The difference between the embodiment shown in FIG. 2 and the previous embodiment is that there is a
Diode 2 as a reverse current blocking element arranged so that current can flow in the forward direction with respect to high DC voltage
, the high voltage side output terminal 14 of the DC high voltage generator 1 is connected to the discharge electrode 31 of the electrostatic precipitator 3, and the discharge terminal 41 of the charge/discharge circuit 4 is connected to the ground side output terminal 16. The common terminal 44 of the charging/discharging circuit 4 is connected to the dust collecting electrode 32, and the charging terminal 46 of the charging/discharging circuit 4 is connected to the high voltage side output terminal 14.

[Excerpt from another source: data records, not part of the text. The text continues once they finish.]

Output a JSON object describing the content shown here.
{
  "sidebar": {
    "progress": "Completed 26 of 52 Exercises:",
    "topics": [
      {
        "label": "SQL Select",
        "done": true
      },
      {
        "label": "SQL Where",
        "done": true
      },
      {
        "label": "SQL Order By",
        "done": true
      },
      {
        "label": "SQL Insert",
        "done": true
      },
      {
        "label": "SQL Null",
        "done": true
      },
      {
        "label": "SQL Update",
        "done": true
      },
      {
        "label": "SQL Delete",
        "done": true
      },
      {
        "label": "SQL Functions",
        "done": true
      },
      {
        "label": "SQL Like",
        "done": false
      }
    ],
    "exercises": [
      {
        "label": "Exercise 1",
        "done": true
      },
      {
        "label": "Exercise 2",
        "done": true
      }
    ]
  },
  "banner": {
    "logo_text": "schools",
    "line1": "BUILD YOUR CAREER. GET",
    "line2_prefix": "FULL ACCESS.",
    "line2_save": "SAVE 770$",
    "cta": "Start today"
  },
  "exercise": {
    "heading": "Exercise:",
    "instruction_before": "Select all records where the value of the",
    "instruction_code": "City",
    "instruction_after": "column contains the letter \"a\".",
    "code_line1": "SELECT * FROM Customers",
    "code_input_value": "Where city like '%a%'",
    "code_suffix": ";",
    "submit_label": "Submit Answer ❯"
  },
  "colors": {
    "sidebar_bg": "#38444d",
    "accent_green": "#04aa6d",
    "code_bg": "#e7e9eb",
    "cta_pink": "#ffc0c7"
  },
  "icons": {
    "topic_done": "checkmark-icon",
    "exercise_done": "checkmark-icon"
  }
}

The embodiment configured in this manner can also provide the same effects as the embodiments described above. Incidentally, in the case of this embodiment, since pulse voltages are superimposed on the high voltage generating section 1, it is desirable to increase the insulation ability.

In each of the above embodiments, the case where a diode is used as the reverse current blocking element has been described, but the same effect can be obtained even if a reactor is used. Furthermore, in addition to a ball gap (including a starting gap and a three-point gap), a thyristor or a transistor can also be used as a switching element. Further, although a resistor has been described as the charging current limiting element, it may be a current limiting reactor or a combination of a resistor and a current limiting reactor.

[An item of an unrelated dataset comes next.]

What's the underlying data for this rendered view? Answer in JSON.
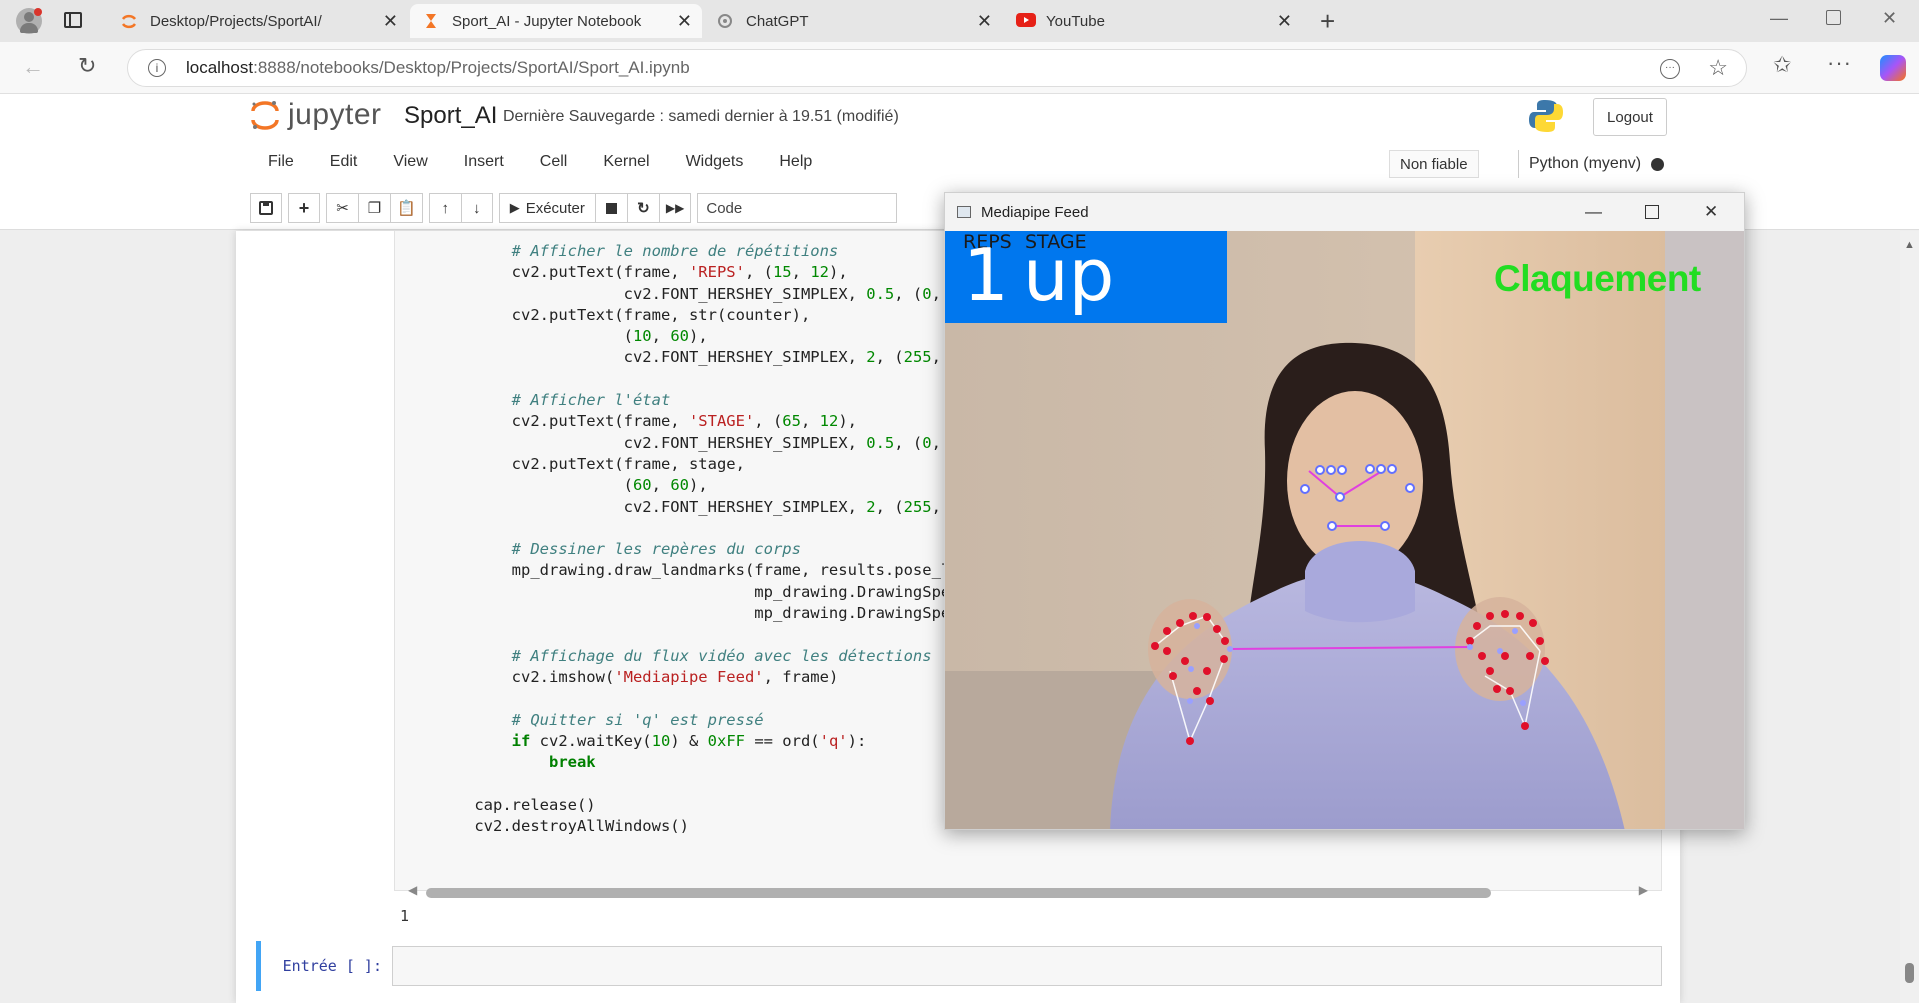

As described above, according to the present invention, it is possible to obtain a high-voltage power supply device for an electrostatic precipitator with a simple and inexpensive circuit configuration and high power efficiency without using a coupling capacitor.

[Brief explanation of drawings]

FIG. 1 is a circuit diagram showing one embodiment of a high voltage power supply device for an electrostatic precipitator according to the present invention, and FIG. 2 is a circuit diagram showing another embodiment of the same. DESCRIPTION OF SYMBOLS 1... High voltage generation part, 2... (reverse current blocking element) diode, 3... Electric precipitator, 4... Charge/discharge circuit, 41... Discharge terminal, 42... (switching element) ball gap, 43...Charging/discharging capacitor, 44...Common terminal, 45...(Charging current limiting element) resistor, 46...Charging terminal.

Claims (1)

[Claims] 1. In a high-voltage power supply device for an electrostatic precipitator that supplies a voltage waveform in which a pulse voltage is superimposed on a DC high voltage to an electrostatic precipitator, one output terminal of a DC high voltage generator is connected to the DC high voltage generator. It is connected to one electrode of the electrostatic precipitator via a reverse current blocking element arranged so that current can flow in the forward direction relative to the polarity, and the other output terminal of the DC high voltage generator is connected to the electrostatic precipitator. connected to the other electrode of the device and charged by a DC voltage applied between the charging terminal and the common terminal,
A discharge terminal of a charge/discharge circuit is configured such that an electric circuit discharges from a discharge terminal and a common terminal when the voltage is charged to a certain voltage, and the discharge terminal of the charge/discharge circuit is connected to one output terminal of the DC high voltage generator, and the common terminal is connected to one electrode of the electrostatic precipitator, and the charging terminal is connected to the other output terminal of the DC high voltage generating section. 2. In the high voltage power supply device for an electrostatic precipitator according to claim 1, the charging/discharging circuit connects one terminal of a switching element to the discharge terminal,
The other terminal of the switching element is connected to a common terminal via a charging/discharging capacitor, and the connection point between the switching element and the capacitor is connected to a charging terminal via a charging current limiting element. A power supply device for an electrostatic precipitator.